À Ghardaïa comme à El Menéa, le coup d’envoi des épreuves du Brevet d’enseignement moyen (BEM 2026) a été donné ce mardi 19 mai 2026, Journée nationale de l’étudiant. Derrière les statistiques officielles, une réalité moins visible : les détenus ont eux aussi rejoint les salles d’examen.
Ghardaïa : 52 détenus dans la course au BEM
C’est dans deux salles climatisées aménagées au sein de la prison de Noumérat, à la sortie sud de Ghardaïa, que cinquante-deux détenus — dont un mineur — ont composé mardi matin pour le BEM 2026.
Le coup d’envoi a été donné par Abdelkader Belâatra, procureur général près la cour de Ghardaïa, devant 56 candidats inscrits au total, encadrés par des enseignants désignés pour l’occasion.
La scène contraste avec l’image classique de l’incarcération. Dans ces salles d’examen improvisées, les candidats ont à cœur de franchir ce palier scolaire — et d’aller plus loin.
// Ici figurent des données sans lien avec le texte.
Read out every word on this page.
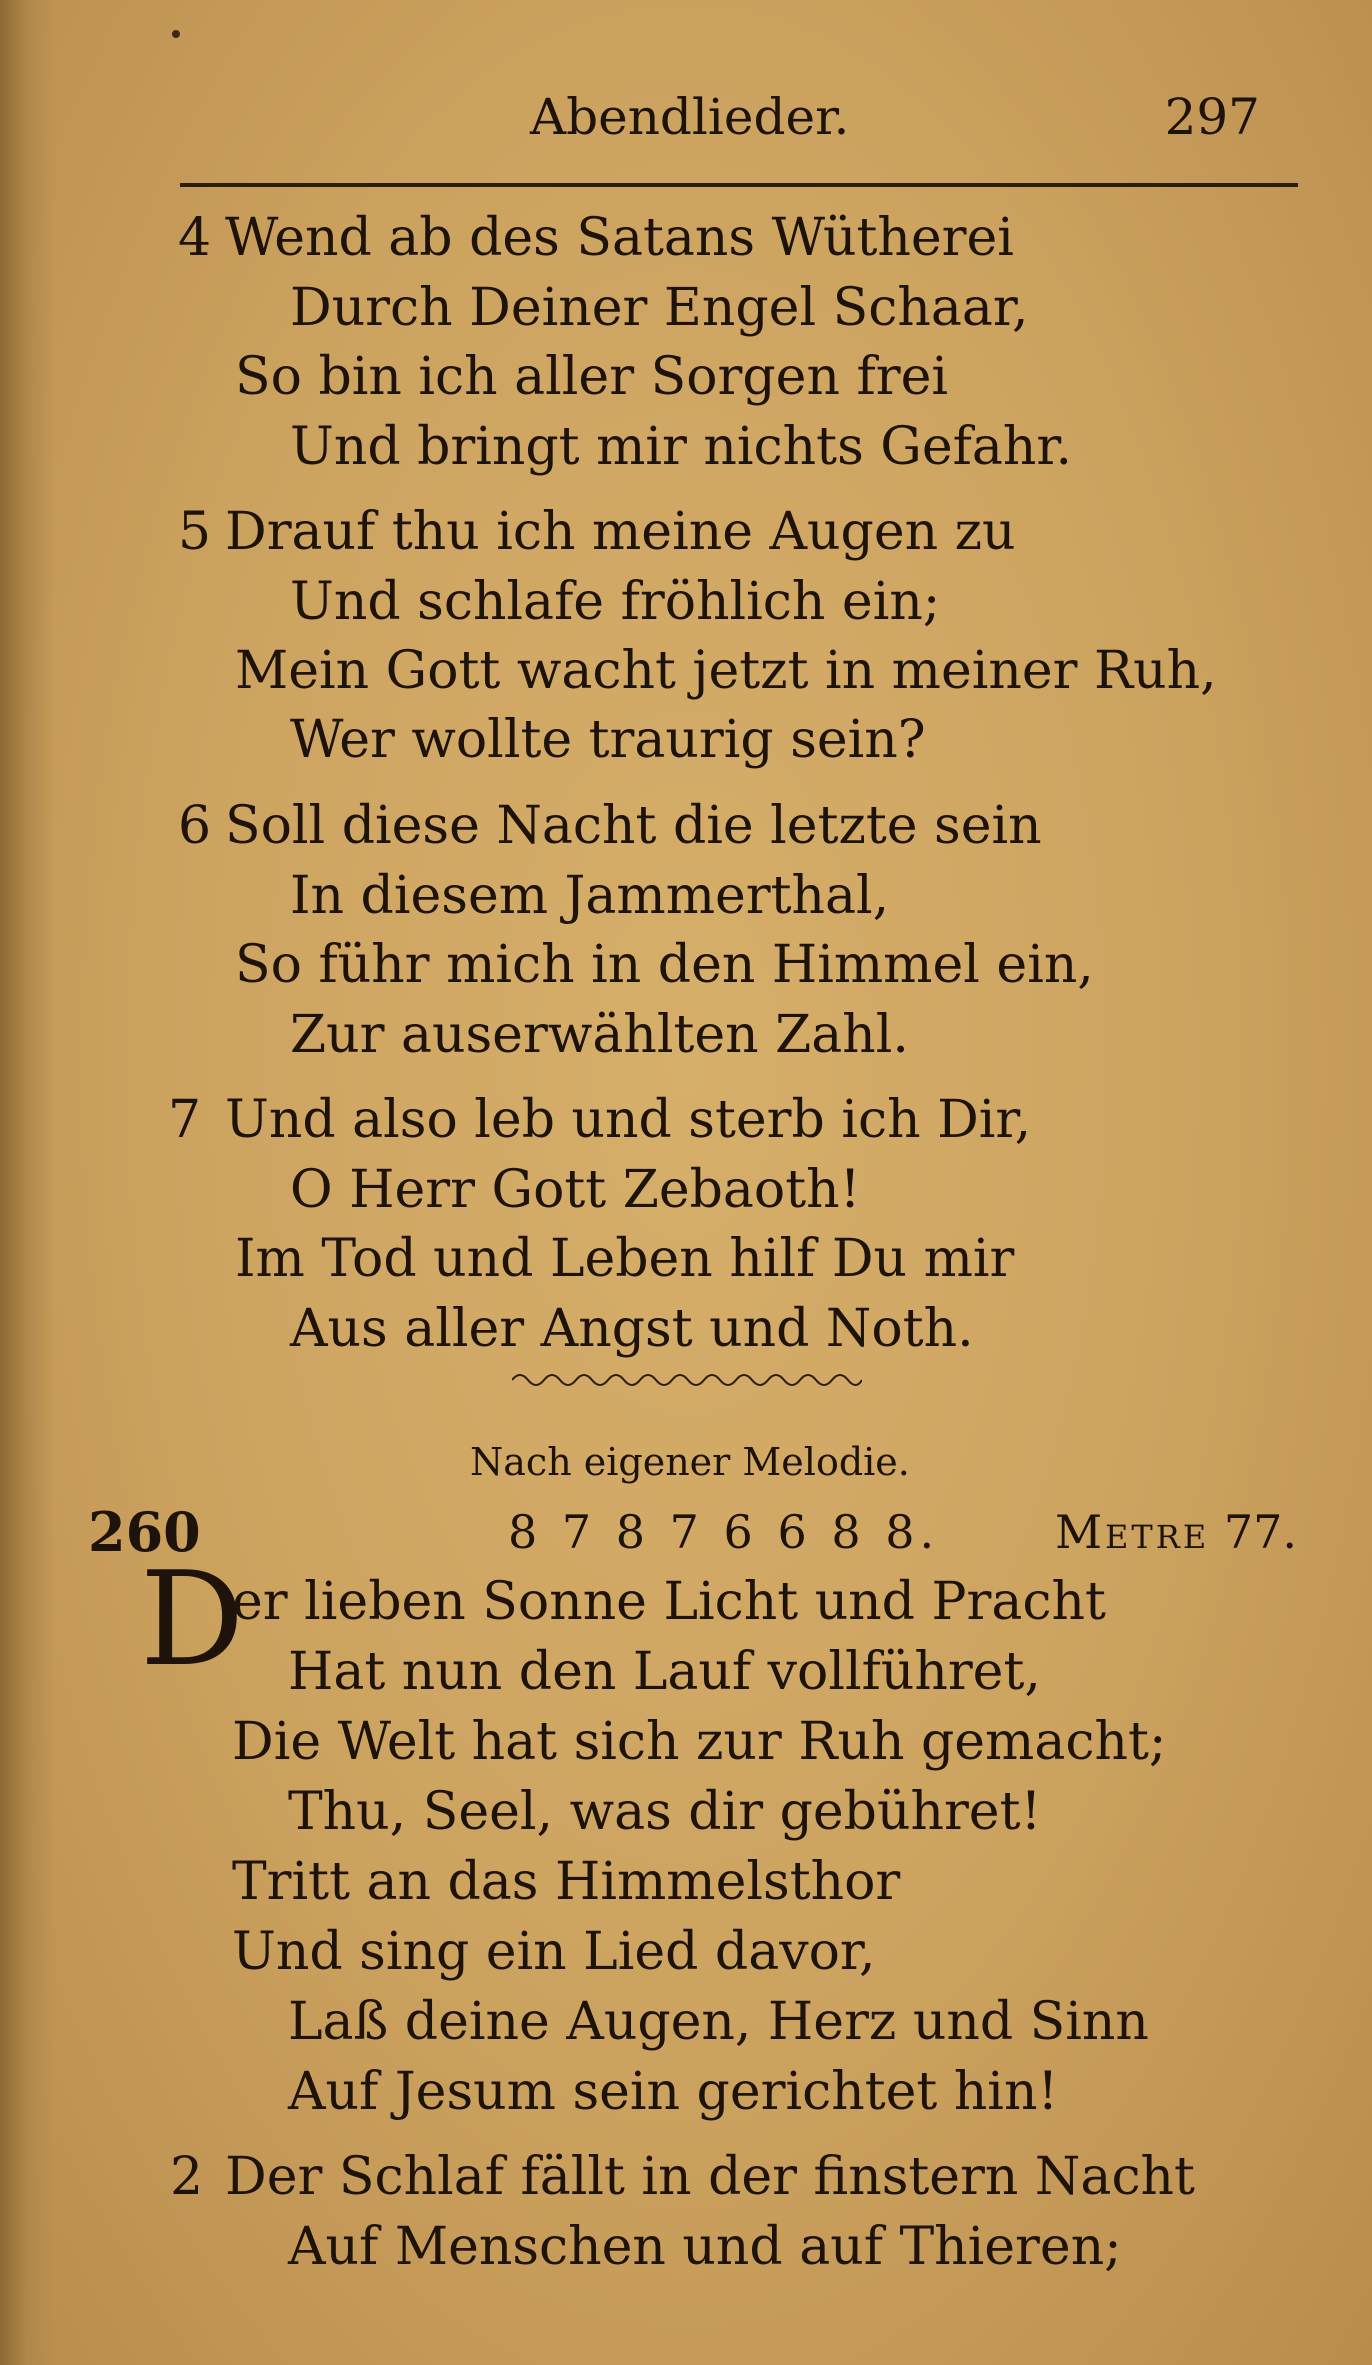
Abendlieder.	297
4 Wend ab des Satans Wütherei
Durch Deiner Engel Schaar,
So bin ich aller Sorgen frei
Und bringt mir nichts Gefahr.
5 Drauf thu ich meine Augen zu
Und schlafe fröhlich ein;
Mein Gott wacht jetzt in meiner Ruh,
Wer wollte traurig sein?
6 Soll diese Nacht die letzte sein
In diesem Jammerthal,
So führ mich in den Himmel ein,
Zur auserwählten Zahl.
7 Und also leb und sterb ich Dir,
O Herr Gott Zebaoth!
Im Tod und Leben hilf Du mir
Aus aller Angst und Noth.
Nach eigener Melodie.
260	8 7 8 7 6 6 8 8.	Metre 77.
D
er lieben Sonne Licht und Pracht
Hat nun den Lauf vollführet,
Die Welt hat sich zur Ruh gemacht;
Thu, Seel, was dir gebühret!
Tritt an das Himmelsthor
Und sing ein Lied davor,
Laß deine Augen, Herz und Sinn
Auf Jesum sein gerichtet hin!
2 Der Schlaf fällt in der finstern Nacht
Auf Menschen und auf Thieren;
Des établissements pénitentiaires transformés en chantiers éducatifs
Pour un magistrat de la cour de justice de Ghardaïa, le phénomène dépasse l’anecdote : « Les établissements pénitentiaires en Algérie sont devenus des chantiers aussi bien dans l’enseignement et la formation professionnelle que dans d’autres domaines. » L’objectif affiché est clair : préparer la réinsertion des détenus une fois libérés.
Il rappelle à ce titre une mesure gouvernementale concrète : la suppression du casier judiciaire des dossiers de demande d’emploi ou de crédit pour les repris de justice. Une décision qui lève un obstacle majeur à la réintégration sociale et professionnelle de cette catégorie de citoyens.
Encadrement pédagogique, conditions d’examen adaptées, suppression des barrières administratives à l’embauche : le message envoyé par les autorités algériennes est celui d’une politique pénitentiaire qui mise sur l’éducation comme levier de réinsertion durable.
El Menéa : 2 092 candidats lancent les épreuves dans le Grand Sud
À El Ménéa, c’est depuis le lycée Moudjahid Mohamed Bakraoui de Hassi El Gara que le wali, Mokhtar Benmalek, a officiellement lancé les épreuves dans la wilaya. La date n’est pas anodine : le 19 mai marque le 70ᵉ anniversaire de la Journée nationale de l’étudiant, en commémoration de la grève historique déclenchée en 1956 par l’UGEMA pour rejoindre la guerre de Libération.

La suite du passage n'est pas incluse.